NAACP Urges Swift Enactment of Legislation to Address Racial Disparities in the American Criminal Justice System

The Issue:
While people may argue about the reasons behind it, few would disagree that extensive racial and ethnic disparities exist today in the American criminal justice system.  These disparities are particularly true for African American men and boys, who are grossly overrepresented at every stage of the judicial process, from initial contacts with police to punishments.  African Americans routinely receiving more jail time and harsher punishments; 42% of Americans currently on death row are African American.  Nearly a million African Americans today are incarcerated in prisons and in jails, and unless there is a change, a black male born today has a one-in-three chance of going to prison in his lifetime.  In fact, despite the fact that numerous studies show that African Americans and Caucasians use cocaine at roughly the same rate, statistics confirm that over 80% of those currently in prison for crack cocaine possession are African American. 

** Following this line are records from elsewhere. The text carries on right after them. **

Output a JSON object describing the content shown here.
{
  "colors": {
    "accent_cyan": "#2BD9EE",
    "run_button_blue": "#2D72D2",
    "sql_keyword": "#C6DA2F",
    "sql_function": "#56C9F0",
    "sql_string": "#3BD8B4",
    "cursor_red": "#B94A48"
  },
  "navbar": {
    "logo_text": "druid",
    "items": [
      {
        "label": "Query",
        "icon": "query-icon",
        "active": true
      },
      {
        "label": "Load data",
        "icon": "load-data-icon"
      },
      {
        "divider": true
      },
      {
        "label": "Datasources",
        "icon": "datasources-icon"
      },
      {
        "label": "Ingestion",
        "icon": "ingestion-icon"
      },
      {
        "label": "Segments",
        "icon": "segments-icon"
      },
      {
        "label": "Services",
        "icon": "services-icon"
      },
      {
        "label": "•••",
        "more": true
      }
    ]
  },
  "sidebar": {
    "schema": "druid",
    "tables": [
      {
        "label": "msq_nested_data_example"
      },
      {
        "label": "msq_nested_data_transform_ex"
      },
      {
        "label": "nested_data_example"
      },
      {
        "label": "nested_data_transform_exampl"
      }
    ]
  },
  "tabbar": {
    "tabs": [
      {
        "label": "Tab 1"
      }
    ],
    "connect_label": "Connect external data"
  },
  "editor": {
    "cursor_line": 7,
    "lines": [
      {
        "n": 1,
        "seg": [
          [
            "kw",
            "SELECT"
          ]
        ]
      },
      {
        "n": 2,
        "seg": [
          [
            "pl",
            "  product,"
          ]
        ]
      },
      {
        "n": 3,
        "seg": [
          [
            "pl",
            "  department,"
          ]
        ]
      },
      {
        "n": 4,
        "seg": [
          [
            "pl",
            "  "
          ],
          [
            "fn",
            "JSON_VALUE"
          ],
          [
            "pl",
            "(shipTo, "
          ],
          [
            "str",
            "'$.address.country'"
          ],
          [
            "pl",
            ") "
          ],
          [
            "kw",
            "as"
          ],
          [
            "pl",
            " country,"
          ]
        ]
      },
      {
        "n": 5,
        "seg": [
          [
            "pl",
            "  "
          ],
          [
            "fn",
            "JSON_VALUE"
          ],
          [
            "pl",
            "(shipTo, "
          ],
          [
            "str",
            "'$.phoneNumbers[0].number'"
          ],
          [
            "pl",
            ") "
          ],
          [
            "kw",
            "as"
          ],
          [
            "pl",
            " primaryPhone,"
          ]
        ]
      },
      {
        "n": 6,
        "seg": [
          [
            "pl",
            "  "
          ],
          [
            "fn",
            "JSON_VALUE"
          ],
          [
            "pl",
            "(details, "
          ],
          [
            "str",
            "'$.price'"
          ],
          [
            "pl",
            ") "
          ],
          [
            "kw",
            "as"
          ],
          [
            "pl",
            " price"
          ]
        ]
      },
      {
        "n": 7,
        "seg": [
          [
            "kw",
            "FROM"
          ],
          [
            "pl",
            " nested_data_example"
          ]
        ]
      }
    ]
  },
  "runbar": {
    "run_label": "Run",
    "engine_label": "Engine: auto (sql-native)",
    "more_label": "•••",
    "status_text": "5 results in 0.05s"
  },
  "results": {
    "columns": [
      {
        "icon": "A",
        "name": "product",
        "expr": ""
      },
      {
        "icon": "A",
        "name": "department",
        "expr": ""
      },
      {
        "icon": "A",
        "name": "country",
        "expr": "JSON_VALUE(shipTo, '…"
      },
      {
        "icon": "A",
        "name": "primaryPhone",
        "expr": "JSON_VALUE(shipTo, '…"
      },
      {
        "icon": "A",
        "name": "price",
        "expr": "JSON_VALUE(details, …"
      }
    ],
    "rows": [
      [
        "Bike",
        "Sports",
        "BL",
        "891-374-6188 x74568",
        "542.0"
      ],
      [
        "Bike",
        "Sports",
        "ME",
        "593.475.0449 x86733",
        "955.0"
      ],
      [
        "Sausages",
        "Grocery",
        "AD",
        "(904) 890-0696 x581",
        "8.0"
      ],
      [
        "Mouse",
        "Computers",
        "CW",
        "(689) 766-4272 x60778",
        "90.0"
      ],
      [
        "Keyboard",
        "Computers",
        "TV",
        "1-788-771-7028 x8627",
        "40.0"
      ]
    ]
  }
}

To address these disparities, Senators Joseph Biden (DE) and Arlen Specter (PA), both senior members of the Senate Judiciary Committee have introduced the bipartisan Justice Integrity Act (S.3245), which aims to address the issue of unwarranted racial disparities in the American criminal justice system.  This important legislation would establish 10 pilot programs to create local advisory groups charged with collecting and analyzing racial and ethnic data on charging, plea negotiations, sentencing recommendations and other factors involved in creating these disparities. 

It is difficult for Americans of color to have faith and confidence in the American judicial system when we know from experience that we are treated differently because of the color of our skin.  This lack of confidence in turn, makes us not only distrustful of the system at every level, but also makes it much less likely that we are willing to turn to or cooperate with the very people and institutions who are charged with protecting our safety and ensuring that our Constitutional rights are upheld.

While this legislation will not solve the problems overnight, it is a very important first step.  If we as a Nation are going to truly meet our potential, we must address these disparities, and thus we appreciate that you have taken this important first step.